Labour (Ont) - Unfair Labour Practices. The Society of United Professionals v. New Horizon System Solutions
In The Society of United Professionals v. New Horizon System Solutions (Ont CA, 2020) the Divisional Court stated the leading doctrine on interference with a union's representation of employees in the bargaining unit [s.70 of the Ontario Labour Relations Act]:
 Section 70 of the Act provides:. Enercare Home & Commercial Services v. UNIFOR, Local 975
No employer or employers’ organization and no person acting on behalf of an employer or an employers’ organization shall participate in or interfere with the formation, selection or administration of a trade union or the representation of employees by a trade union or contribute financial or other support to a trade union, but nothing in this section shall be deemed to deprive an employer of the employer’s freedom to express views so long as the employer does not use coercion, intimidation, threats, promises or undue influence. (emphasis added) Both parties had agreed at the hearing before the Board that the leading cases on the interpretation and application of s. 70 are Hotel & Restaurant Employee CAW Local 448 v. The Millcroft Inn Ltd., 2000 CanLII 12208 (Ont. L.R.B.) and Bernard v. Canada (Attorney General), 2014 SCC 13. In both these cases, the issue was whether s. 70 or a similar provision requires that a trade union be provided with contact information, such as home addresses and phone numbers, for the members of the bargaining unit it represents.

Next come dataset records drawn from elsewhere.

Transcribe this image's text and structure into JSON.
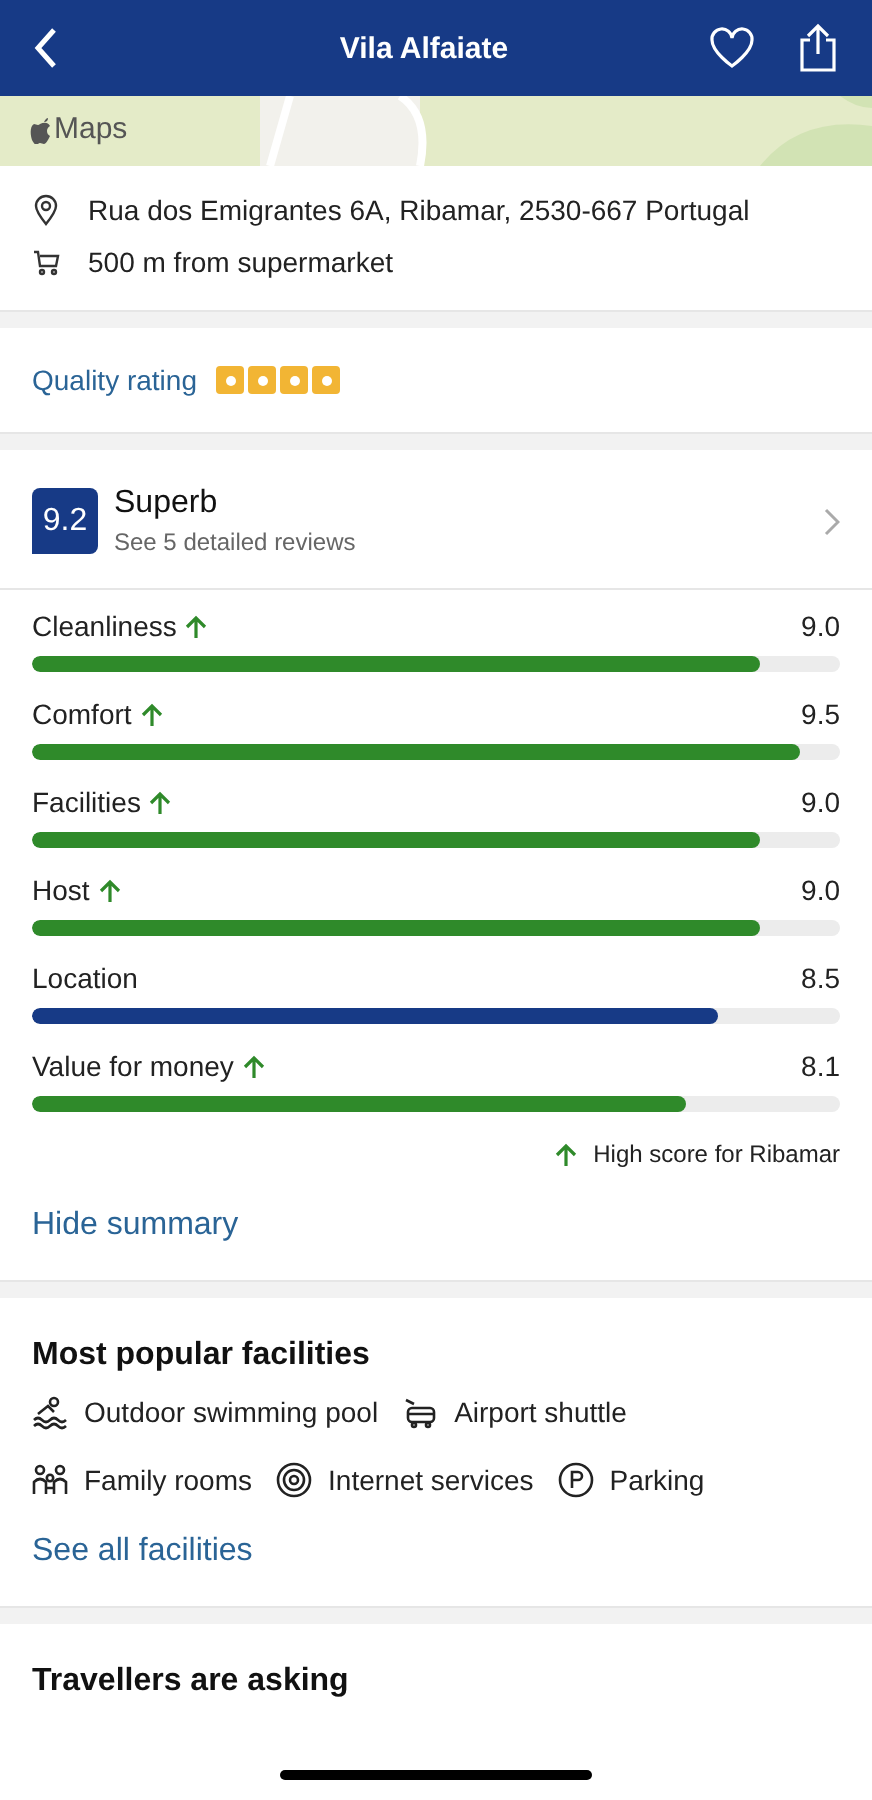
{
  "header": {
    "title": "Vila Alfaiate"
  },
  "map": {
    "label": "Maps"
  },
  "location": [
    {
      "kind": "address",
      "text": "Rua dos Emigrantes 6A, Ribamar, 2530-667 Portugal"
    },
    {
      "kind": "shop",
      "text": "500 m from supermarket"
    }
  ],
  "quality": {
    "label": "Quality rating",
    "squares": [
      {
        "filled": true
      },
      {
        "filled": true
      },
      {
        "filled": true
      },
      {
        "filled": true
      }
    ]
  },
  "score": {
    "value": "9.2",
    "verdict": "Superb",
    "reviews": "See 5 detailed reviews"
  },
  "categories": [
    {
      "name": "Cleanliness",
      "score": "9.0",
      "level": 0.9,
      "high": true
    },
    {
      "name": "Comfort",
      "score": "9.5",
      "level": 0.95,
      "high": true
    },
    {
      "name": "Facilities",
      "score": "9.0",
      "level": 0.9,
      "high": true
    },
    {
      "name": "Host",
      "score": "9.0",
      "level": 0.9,
      "high": true
    },
    {
      "name": "Location",
      "score": "8.5",
      "level": 0.85,
      "high": false
    },
    {
      "name": "Value for money",
      "score": "8.1",
      "level": 0.81,
      "high": true
    }
  ],
  "high_note": "High score for Ribamar",
  "hide_link": "Hide summary",
  "facilities": {
    "title": "Most popular facilities",
    "items": [
      {
        "kind": "pool",
        "label": "Outdoor swimming pool"
      },
      {
        "kind": "shuttle",
        "label": "Airport shuttle"
      },
      {
        "kind": "family",
        "label": "Family rooms"
      },
      {
        "kind": "internet",
        "label": "Internet services"
      },
      {
        "kind": "parking",
        "label": "Parking"
      }
    ],
    "link": "See all facilities"
  },
  "next_section": {
    "title": "Travellers are asking"
  }
}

 In Millcroft, the Board set out the test for applying s. 70 (at para. 16):
A violation of section 70 of the Act does not require an anti-union animus. If the result of certain conduct is interference in the union’s capacity to represent its members, that can be sufficient to constitute a breach of the provision. The conduct may be lawful and bona fide; it may be free of any anti-union taint, yet if its effect is to harm the union’s capacity to represent its members, it may be a violation. It will be a violation if there is no business rationale for the interference.In Bernard, the Supreme Court of Canada quoted the Millcroft decision with approval. In each of these cases, it was held that access to the employee contact information was necessary for the union to carry out its representative obligations.
In Enercare Home & Commercial Services v. UNIFOR, Local 975 (Div Ct, 2021) the Divisional Court considers contracting out in the context of the Labour Relations Act:
 This discussion must be placed in the broader context of the law’s response to conflict respecting contracting out by an employer. These conflicts arise often. They are usually addressed as grievances under a collective agreement or as alleged “unfair labour practices” under s.72(a) of the LRA.
 Subsection 72(a) of the LRA provides:
No employer, employers’ organization or person acting on behalf of an employer or an employers’ organization, A leading case on this issue is Westinghouse, where the Board found: “[i]t is well established in this jurisdiction that absent an express restriction in the collective agreement an employer is not restricted in contracting out or relocating work for genuine business reasons.” Nevertheless, the Board noted that an employer cannot contract out work “to avoid having to deal with his employees collectively through a trade union or to avoid the possibility, in the abstract, of being subject to economic sanctions”. To do so would be an unfair labour practice.
(a) shall refuse to employ or to continue to employ a person, or discriminate against a person in regard to employment or any term or condition of employment because the person was or is a member of a trade union or was or is exercising any other rights under this Act.
 In Kennedy Lodge, the Board followed Westinghouse, finding that generally employers may contract out absent an express contrary provision in the collective agreement. The Board examined the “true or real motive” of the employer in contracting out for evidence of “anti-union motivation.” The Board found that contracting out all of a “core function”, with the result that unionized employees were terminated, was a basis to infer improper intent.
 In Sunnycrest Nursing Homes, the Board found that the employer subcontracted work and discharged employees to avoid collective bargaining, subvert the bargaining process and defeat the statutory rights of terminated employees. The Board followed this analysis in Rapid Transformers Ltd.:
The Board has consistently indicated that while an employer is free to expand or contract its business, to contract out its work, or to change methods of production, it may only do so if it is motivated by genuine and legitimate business considerations, rather than a desire to defeat or impede employees in the exercise of their statutory rights. I appreciate that the case law reveals “a blurred distinction in principle between an employer’s motivation based on economic considerations and motivation showing an anti-union animus.” It is neither necessary nor useful to try to reconcile this tension in this decision. In any event, motive is a key inquiry in these cases, and this is determined by examining the impact of the contracting out on the employer, collective bargaining rights, and the history of the issue between the parties. What is crystal-clear from the cases is that a careful analysis of the context of the contracting out is essential to the analysis, to assess the effect of the contracting out on bargaining rights and to determine the employer’s motives in contracting out.